‘The Great Gatsby’ is back and better than ever


The Great Gatsby (2013)

Directed by Baz Luhrmann

8/10  PG-13

Adaptations get so dreary once they become commonplace, don’t you think? Thank goodness for Baz Luhrmann, who has taken F. Scott Fitzgerald’s classic novel, adapted for the big screen four times prior, and created a bold, daring new blockbuster for today’s crowd.

A tale of love and lust, mystery and deceit, hope and tragedy, “The Great Gatsby” has been read and suffered-through for years by millions of high school and college students. It’s a classic, a literary giant. But its adaptations stayed true to form; old, slow, and stale. Luhrmann’s new take on the old tale is far from that. It’s fresh, exciting, titillating, and most of all, flashy.

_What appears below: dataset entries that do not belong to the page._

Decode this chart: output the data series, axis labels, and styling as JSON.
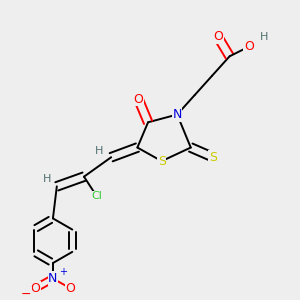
{
  "background_color": "#eeeeee",
  "bond_color": "#000000",
  "figsize": [
    3.0,
    3.0
  ],
  "dpi": 100,
  "lw": 1.4,
  "atom_colors": {
    "O": "#ff0000",
    "N": "#0000dd",
    "S_ring": "#cccc00",
    "S_thione": "#cccc00",
    "Cl": "#33cc33",
    "H": "#507070",
    "minus": "#ff0000",
    "plus": "#0000dd"
  }
}
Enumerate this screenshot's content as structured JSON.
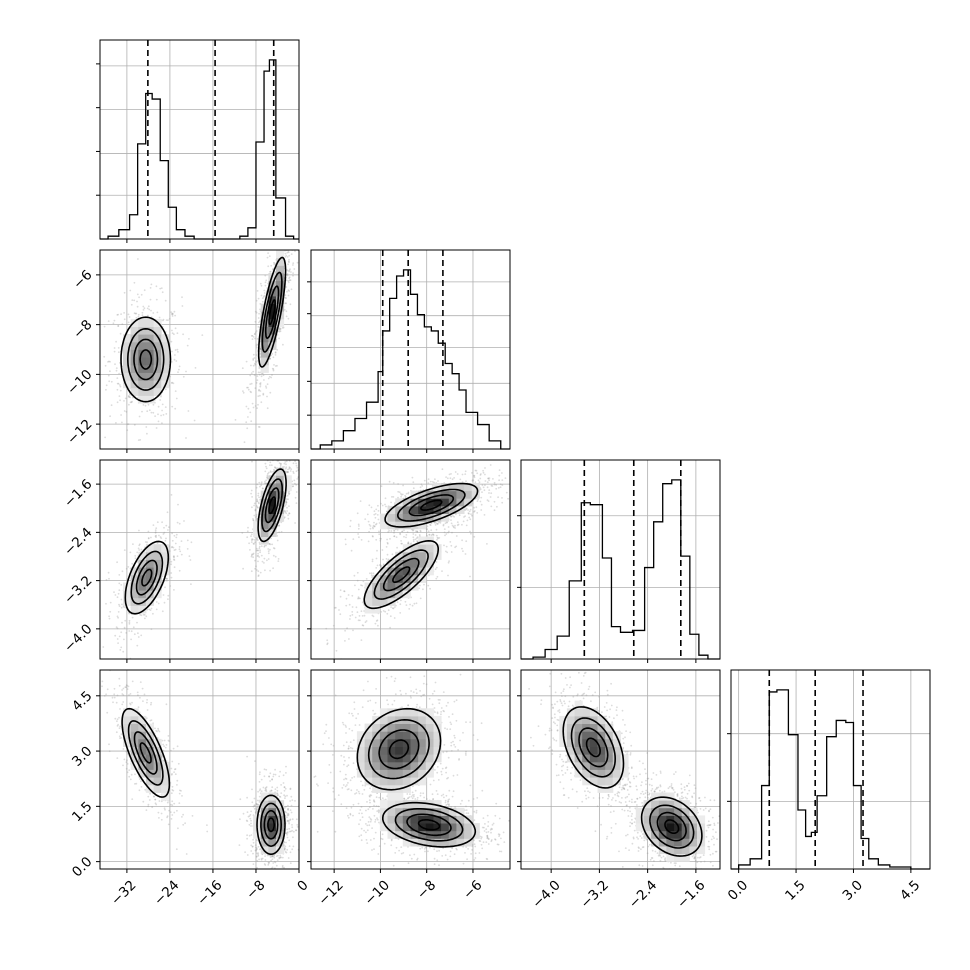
{
  "chart_data": {
    "type": "corner",
    "parameters": [
      {
        "xlim": [
          -37,
          0
        ],
        "xticks": [
          -32,
          -24,
          -16,
          -8,
          0
        ],
        "xtick_labels": [
          "−32",
          "−24",
          "−16",
          "−8",
          "0"
        ],
        "quantiles": [
          -28.1,
          -15.6,
          -4.7
        ],
        "hist": {
          "edges": [
            -35.5,
            -33.5,
            -31.5,
            -30.0,
            -28.5,
            -27.3,
            -25.8,
            -24.3,
            -22.8,
            -21.2,
            -19.5,
            -11.0,
            -9.5,
            -8.0,
            -6.5,
            -5.5,
            -4.3,
            -2.5,
            -1.0
          ],
          "counts": [
            0.015,
            0.05,
            0.13,
            0.51,
            0.78,
            0.75,
            0.42,
            0.17,
            0.05,
            0.015,
            0.0,
            0.015,
            0.06,
            0.52,
            0.9,
            0.96,
            0.22,
            0.015
          ]
        }
      },
      {
        "xlim": [
          -13,
          -4.4
        ],
        "xticks": [
          -12,
          -10,
          -8,
          -6
        ],
        "xtick_labels": [
          "−12",
          "−10",
          "−8",
          "−6"
        ],
        "ylim": [
          -13,
          -5
        ],
        "yticks": [
          -6,
          -8,
          -10,
          -12
        ],
        "ytick_labels": [
          "−6",
          "−8",
          "−10",
          "−12"
        ],
        "quantiles": [
          -9.9,
          -8.8,
          -7.3
        ],
        "hist": {
          "edges": [
            -12.6,
            -12.1,
            -11.6,
            -11.1,
            -10.6,
            -10.1,
            -9.9,
            -9.6,
            -9.3,
            -9.0,
            -8.7,
            -8.4,
            -8.1,
            -7.8,
            -7.5,
            -7.2,
            -6.9,
            -6.6,
            -6.3,
            -5.8,
            -5.3,
            -4.8
          ],
          "counts": [
            0.02,
            0.04,
            0.09,
            0.15,
            0.23,
            0.38,
            0.58,
            0.74,
            0.85,
            0.88,
            0.76,
            0.66,
            0.6,
            0.58,
            0.52,
            0.42,
            0.37,
            0.29,
            0.18,
            0.12,
            0.04
          ]
        }
      },
      {
        "xlim": [
          -4.5,
          -1.2
        ],
        "xticks": [
          -4.0,
          -3.2,
          -2.4,
          -1.6
        ],
        "xtick_labels": [
          "−4.0",
          "−3.2",
          "−2.4",
          "−1.6"
        ],
        "ylim": [
          -4.5,
          -1.2
        ],
        "yticks": [
          -1.6,
          -2.4,
          -3.2,
          -4.0
        ],
        "ytick_labels": [
          "−1.6",
          "−2.4",
          "−3.2",
          "−4.0"
        ],
        "quantiles": [
          -3.45,
          -2.63,
          -1.85
        ],
        "hist": {
          "edges": [
            -4.3,
            -4.1,
            -3.9,
            -3.7,
            -3.5,
            -3.35,
            -3.15,
            -3.0,
            -2.85,
            -2.65,
            -2.45,
            -2.3,
            -2.15,
            -2.0,
            -1.85,
            -1.7,
            -1.55,
            -1.4
          ],
          "counts": [
            0.01,
            0.05,
            0.12,
            0.41,
            0.82,
            0.81,
            0.53,
            0.17,
            0.14,
            0.15,
            0.48,
            0.72,
            0.92,
            0.94,
            0.54,
            0.13,
            0.02
          ]
        }
      },
      {
        "xlim": [
          -0.2,
          5.0
        ],
        "xticks": [
          0.0,
          1.5,
          3.0,
          4.5
        ],
        "xtick_labels": [
          "0.0",
          "1.5",
          "3.0",
          "4.5"
        ],
        "ylim": [
          -0.2,
          5.2
        ],
        "yticks": [
          4.5,
          3.0,
          1.5,
          0.0
        ],
        "ytick_labels": [
          "4.5",
          "3.0",
          "1.5",
          "0.0"
        ],
        "quantiles": [
          0.8,
          2.0,
          3.25
        ],
        "hist": {
          "edges": [
            0.0,
            0.3,
            0.6,
            0.8,
            1.0,
            1.3,
            1.55,
            1.75,
            1.9,
            2.05,
            2.3,
            2.55,
            2.8,
            3.0,
            3.2,
            3.4,
            3.65,
            3.95,
            4.25,
            4.5,
            4.8
          ],
          "counts": [
            0.02,
            0.05,
            0.41,
            0.87,
            0.88,
            0.66,
            0.29,
            0.16,
            0.18,
            0.36,
            0.65,
            0.73,
            0.72,
            0.41,
            0.15,
            0.05,
            0.02,
            0.01,
            0.01,
            0.0
          ]
        }
      }
    ],
    "blobs": {
      "1-0": [
        {
          "cx": -28.5,
          "cy": -9.4,
          "sx": 2.3,
          "sy": 0.85,
          "rho": 0.0,
          "peak": 0.65
        },
        {
          "cx": -5.0,
          "cy": -7.5,
          "sx": 1.25,
          "sy": 1.1,
          "rho": 0.75,
          "peak": 1.0
        }
      ],
      "2-0": [
        {
          "cx": -28.3,
          "cy": -3.15,
          "sx": 2.0,
          "sy": 0.3,
          "rho": 0.55,
          "peak": 0.6
        },
        {
          "cx": -5.0,
          "cy": -1.95,
          "sx": 1.3,
          "sy": 0.3,
          "rho": 0.6,
          "peak": 1.0
        }
      ],
      "3-0": [
        {
          "cx": -28.5,
          "cy": 2.95,
          "sx": 2.2,
          "sy": 0.6,
          "rho": -0.7,
          "peak": 0.6
        },
        {
          "cx": -5.2,
          "cy": 1.0,
          "sx": 1.3,
          "sy": 0.4,
          "rho": 0.0,
          "peak": 0.9
        }
      ],
      "2-1": [
        {
          "cx": -9.1,
          "cy": -3.1,
          "sx": 0.8,
          "sy": 0.28,
          "rho": 0.75,
          "peak": 0.75
        },
        {
          "cx": -7.8,
          "cy": -1.95,
          "sx": 1.0,
          "sy": 0.18,
          "rho": 0.65,
          "peak": 1.0
        }
      ],
      "3-1": [
        {
          "cx": -9.2,
          "cy": 3.05,
          "sx": 0.9,
          "sy": 0.55,
          "rho": 0.2,
          "peak": 0.85
        },
        {
          "cx": -7.9,
          "cy": 1.0,
          "sx": 1.0,
          "sy": 0.3,
          "rho": -0.3,
          "peak": 1.0
        }
      ],
      "3-2": [
        {
          "cx": -3.3,
          "cy": 3.1,
          "sx": 0.25,
          "sy": 0.55,
          "rho": -0.4,
          "peak": 0.8
        },
        {
          "cx": -2.0,
          "cy": 0.95,
          "sx": 0.25,
          "sy": 0.4,
          "rho": -0.3,
          "peak": 1.0
        }
      ]
    }
  }
}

It’s rare when a soundtrack receives immediate consideration in my review. But nothing about “Gatsby” made me as happy as the selection of music it offered. No Al Jolson or Louis Armstrong here. No, sir. Instead, Jay-Z (also an executive producer), Beyoncé, and Jack White all make appearances on the soundtrack. Awesome. Who better to be the background music to a Gatsby-sized New York City party than Jay-Z? The impressive selection of songs, remixed with jazz influence to really bring in the 20s, take these party scenes and make them relevant. It says, “I’ll see your weekend, Gen-Y, drunken college escapades and raise you a giant fireworks display accompanied by a full band, a shower of confetti and champagne, and a huge pool filled with conservatively-dressed ladies and giant inflatable zebras. I’ll raise you a Gatsby party.” Try to beat that. You can’t. But this soundtrack is the perfect complement for the party of the lifetime.


Nobody looked at the billing of huge stars and thought “Hmm, I don’t see the potential but perhaps they’ll surprise me.” It would have been ridiculous to doubt this impressive selection. Jay Gatsby, from his debonair introduction to the audience to his unfortunate fate, is played with sincere emotion and passion by the only man who really could: Leonardo DiCaprio. Really, though, who could possibly be so mysterious and charming as Leo? Carey Mulligan is all elegance as Daisy Buchanan, and Joel Edgerton her dark, fiery-tempered husband Tom. Tobey McGuire rounds out the cast as the narrator, Nick Calloway. If you know McGuire, you know he’s able to play a sold role without exactly stealing the spotlight. He was a great choice. They all work together fabulously. Along with Isla Fisher and Jason Clarke, the famous love pentagon is completed.

But it’s the special effects that really set “Gatsby” apart. 1920s NYC looks nothing like the Big Apple today, so they gave it a makeover. They threw it in a time machine and softened up the edges when it came out. What we get is a beautiful new metropolis, glowing and buzzing and doing exactly what the art directors want it to do. Because it’s theirs. And the live-action blends seamlessly into the CGI world around it. It’s a thing of beauty. A masterpiece. The whole thing is, really.

4 thoughts on “‘The Great Gatsby’ is back and better than ever

  1. Solid review Logan. I don’t think that this movie was terrible, it was just dull. Which wouldn’t have been bad if it was just a straight-up telling of the novel, but is instead a crazy, roller coaster of a ride that could have put on it’s brakes countless times.

    1. I thought it handled itself pretty well. I think any whiplash might have been caused by cramming such a dense story in just 2+ hours. It covered some major plot points pretty quickly, but I loved how exciting it got. Thanks for reading!

  2. Good review. I don’t think anyone doubts that soundtrack and special effects are going to be magnificent. The cast is great too. The main worry with the director is that as in ‘Moulin Rouge’, he prioritizes all that glamour and glitter in place of plot substance and depth of characters.

    1. I’ve heard lots of people comment that they’d have preferred a 20s soundtrack, so I thought I’d offer my thoughts. And I agree that the glam might take away from the story, but since the story is almost archetypal by now I think it’s important to be innovative in the way it’s told and the way it looks. “Les Mis” did that really well last year with the live singing and the CGI, even if the story was just the same story it always is. “Gatsby” definitely stands out.